W Reykjaviku jest słynna katedra Hallgrimskirkja zbudowana podobno na wzór jednego z przepięknych wodospadów o nazwie Skalftafell  – faktycznie można się doszukać podobieństwa. Katedra  znana jest chyba prawie każdemu kto kiedykolwiek pomyślał o Islandii.

Jednak ważniejsza od Hallgrimskirkja jest starsza i niepozorna katedra luterańska z XVII wieku – to spod niej odbywa się, co roku wymarsz posłów do Altingu, który to zwyczaj towarzyszy otwarciu sesji parlamentu.

Islandczycy kochają swoją kulturę i zwyczaje oraz legendy i wiarę w stwory takie jak elfy. I trudno się dziwić, jest to wyspa tajemna, trudna do życia, z małą liczbą ludności. To łączy ludzi! Mają wielką literaturę, która wywodzi się z wieczornych opowieści w zimne noce spisanych potem w wielkie sagi, dwie z nich to Saga o Njalu i poetycka Edda Snorri Sturlusona  z XIII wieku. Spisane są w nich dzieje rodów i wydarzeń na Islandii oraz mitologia tego kraju.

Na wzgórzu Skolavolduhort w Reykjaviku jest 15 ulic o nazwach pogańskich bogów i postaci z mitologii islandzkiej. Dwie ulice Baldursgata i Nonnugata krzyżują się tutaj i to nie bez powodu – Baldur i Nanna to mąż i żona. Czyż to nie jest romantyczne?

Centrum Reykjaviku to śliczny park z małym jeziorem, a przy nim ciekawe muzea – ja wybrałam malarstwo w Galerii Narodowej, chciałam popatrzeć na Islandię okiem artystów. Zachwyciły mnie między innymi pejzaże oddające niezwykły charakter tego kraju.

Miałabym ochotę zobaczyć Muzeum Narodowe, pokazujące historię wyspy, podobno rewelacyjne – może wrócę kiedyś w Noc Polarną, kto wie…

W okolicach muzeów stoi  symboliczny pomnik urzędnika i biznesmana – no faktycznie doskonały i dający do myślenia!

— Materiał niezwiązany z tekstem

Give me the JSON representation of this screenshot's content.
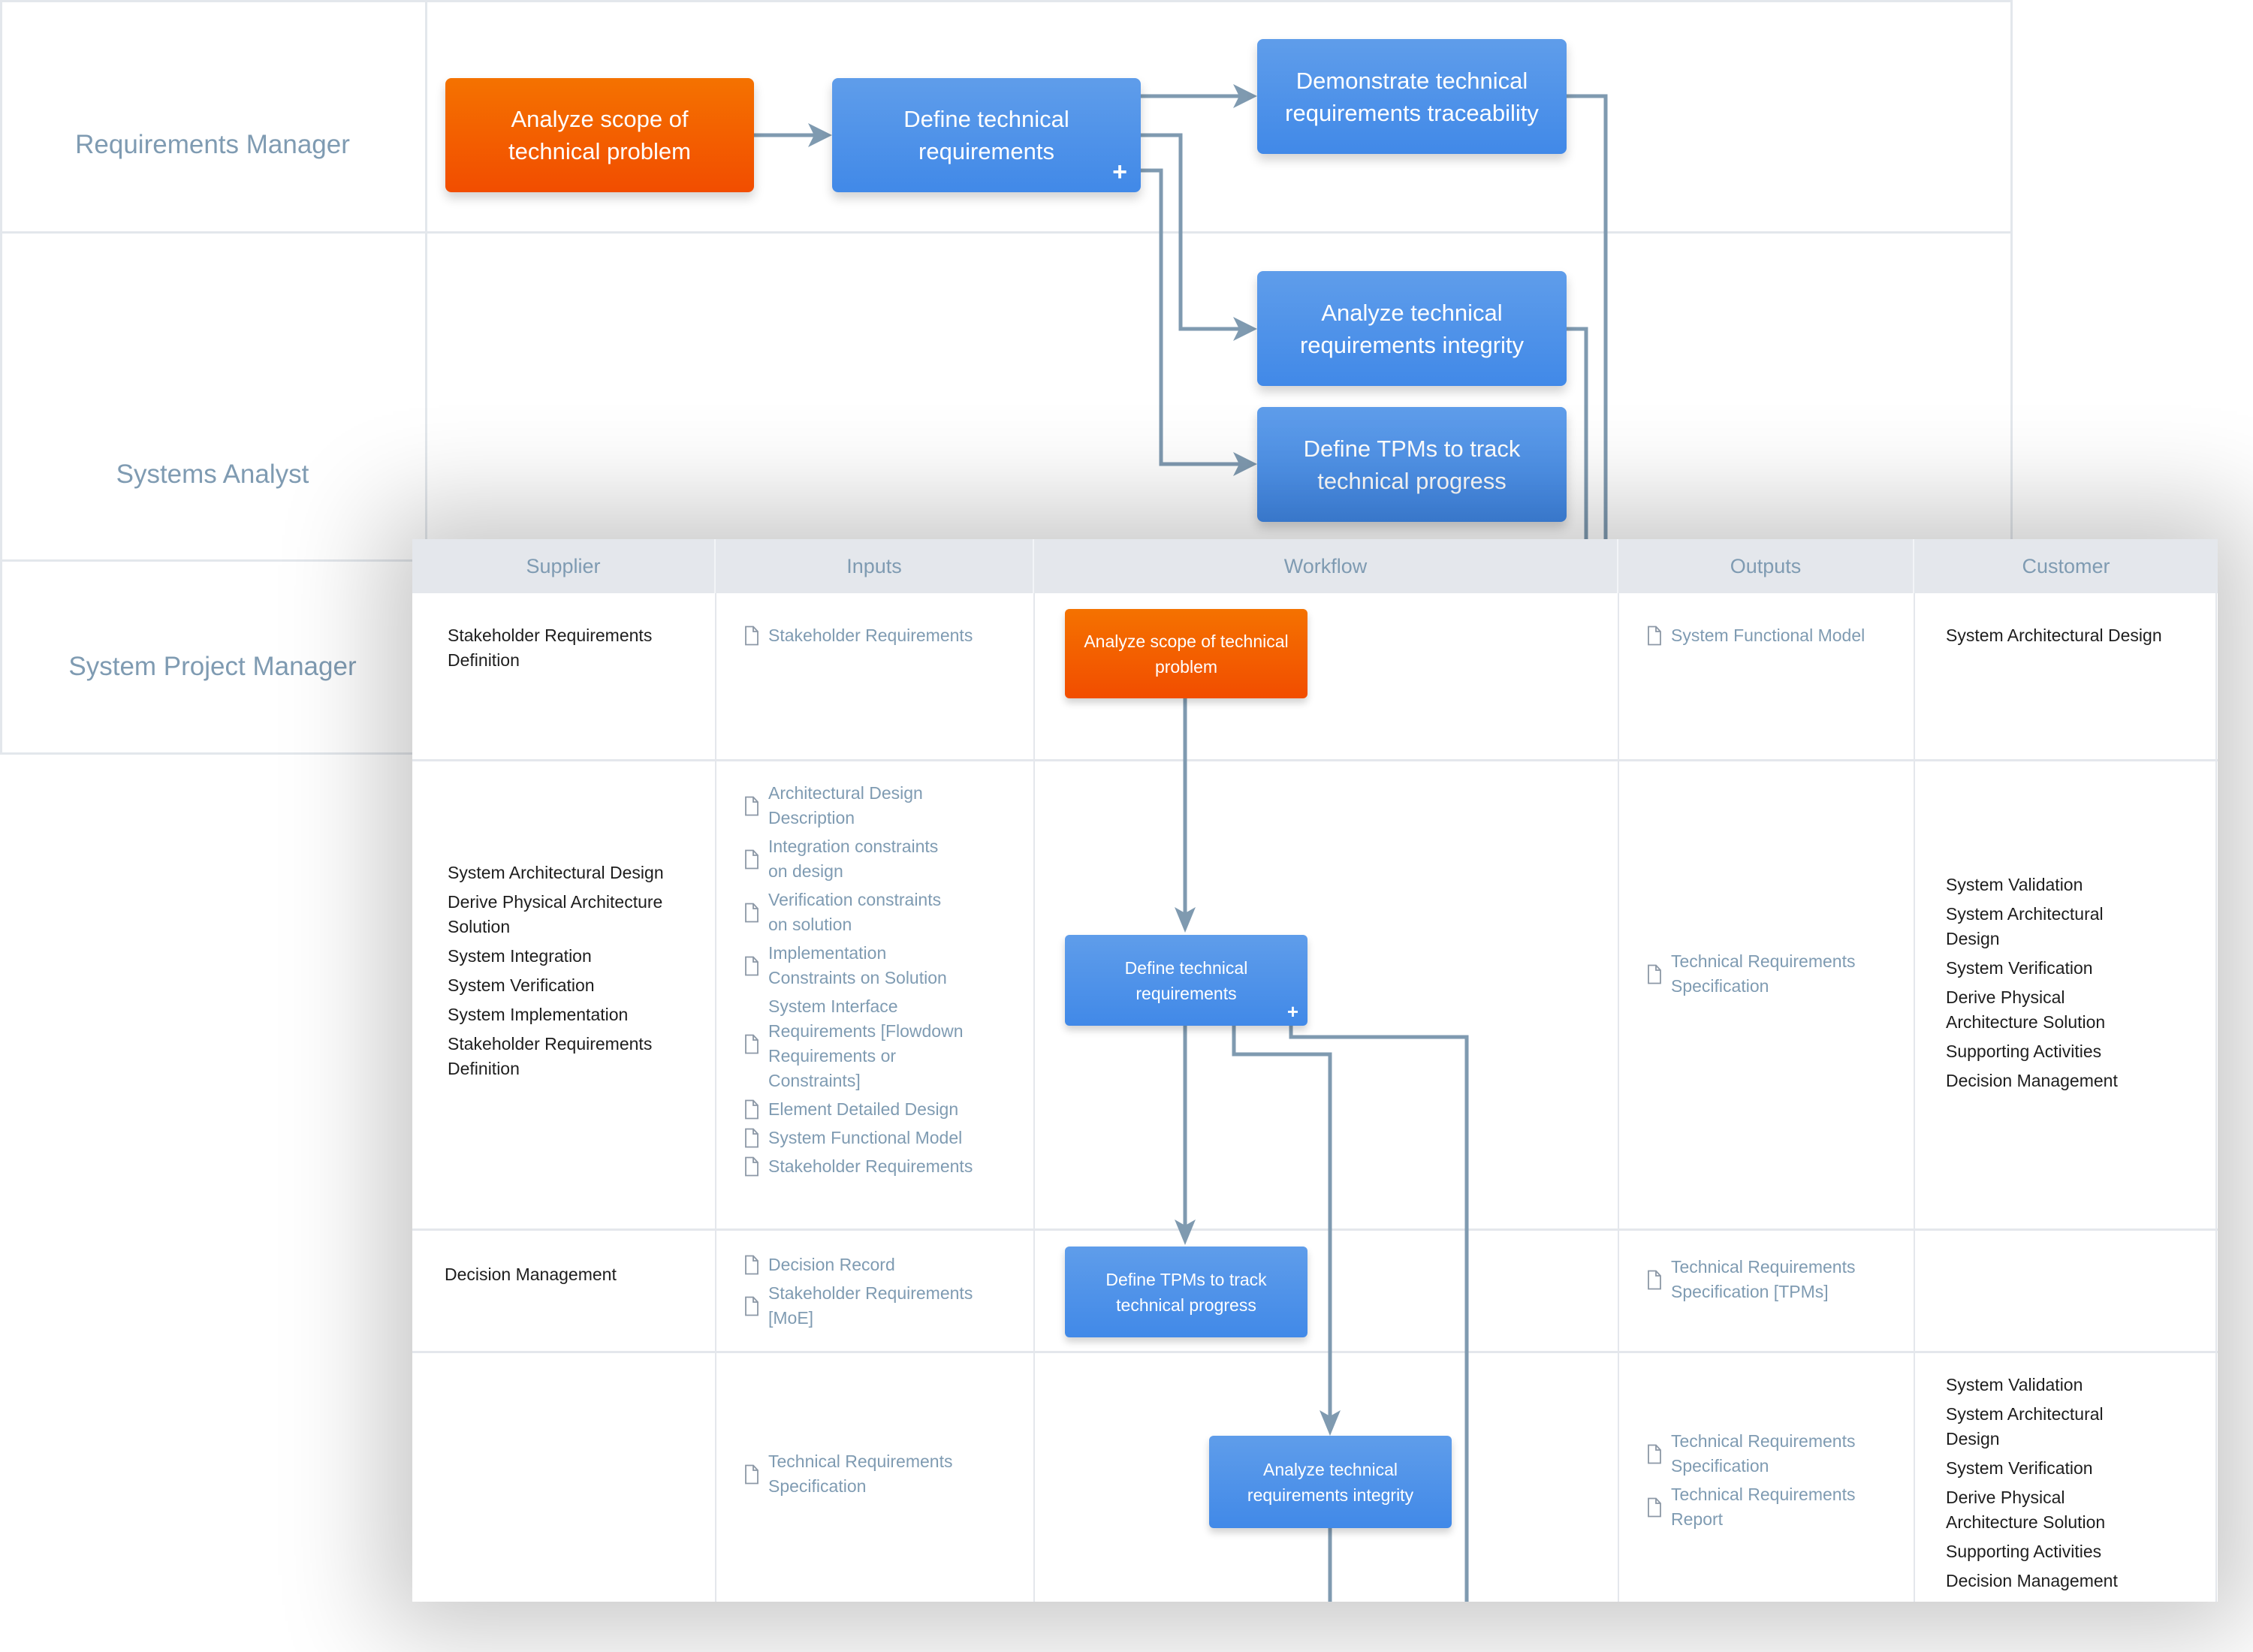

No i koniecznie trzeba zobaczyć budynek filharmonii i opery Harpa, który nie bez powodu został laureatem najważniejszej europejskiej nagrody architektonicznej – Mies van der Rohe Awrad. Budynek zbudowany nieomalże ze ze szkła w kształcie sześciobocznych słupów, przypominających bazaltowe formacje skalne tak charakterystyczne dla wielu miejsc Islandii. To budynek niezwykły grający formą, światłem i cieniami. Prawdziwe dzieło współczesnej architektury. Dla zainteresowanych więcej tutaj

Reykjavik jest uroczy, dobrze go nie poznałam, bo byliśmy tu tylko chwilę w drodze powrotnej. Teoretycznie może być bazą wypadową do Złotego Kręgu, ale my zatrzymaliśmy się bliżej tej niezwykłej atrakcji.

Złoty Krąg

Co to takiego? Mówi się, że jest to Islandia w pigułce, na którą składają się gejzer, wodospad i miejsce spotkań parlamentu na styku płyt tektonicznych . Miejscem wypadowym może być stolica – pigułka numer jeden.  A w Złotym Kręgu zobaczycie:

Gejzer  – Geysir

Niby jest tu mnóstwo turystów, ale i tak robi wrażenie. Wszyscy czekają w napięciu na wielki wybuch, tylko, co któryś jest naprawdę wysoki, więc nie dajcie się zbyć. Gdy się pojawi wszyscy zgromadzeni są bardzo podekscytowani i biją brawo. To chyba pierwsze przyrodnicze miejsce, w który słyszałam oklaski. Ale Islandia to Islandia, nawet turyści się zmieniają pod jej wpływem.

Wodospad Gulfoss

Pomimo, że stał się ostatnim z naszych wodospadów, oczywiście znów nas zachwycił! Wody rzeki Hvita spadają tutaj po dwóch progach wysokich na 21 i 11 metrów i płyną długim i głębokim na 70 m wąwozem do morza. Można sobie zrobić wzdłuż wąwozu ponad 2 km spacer.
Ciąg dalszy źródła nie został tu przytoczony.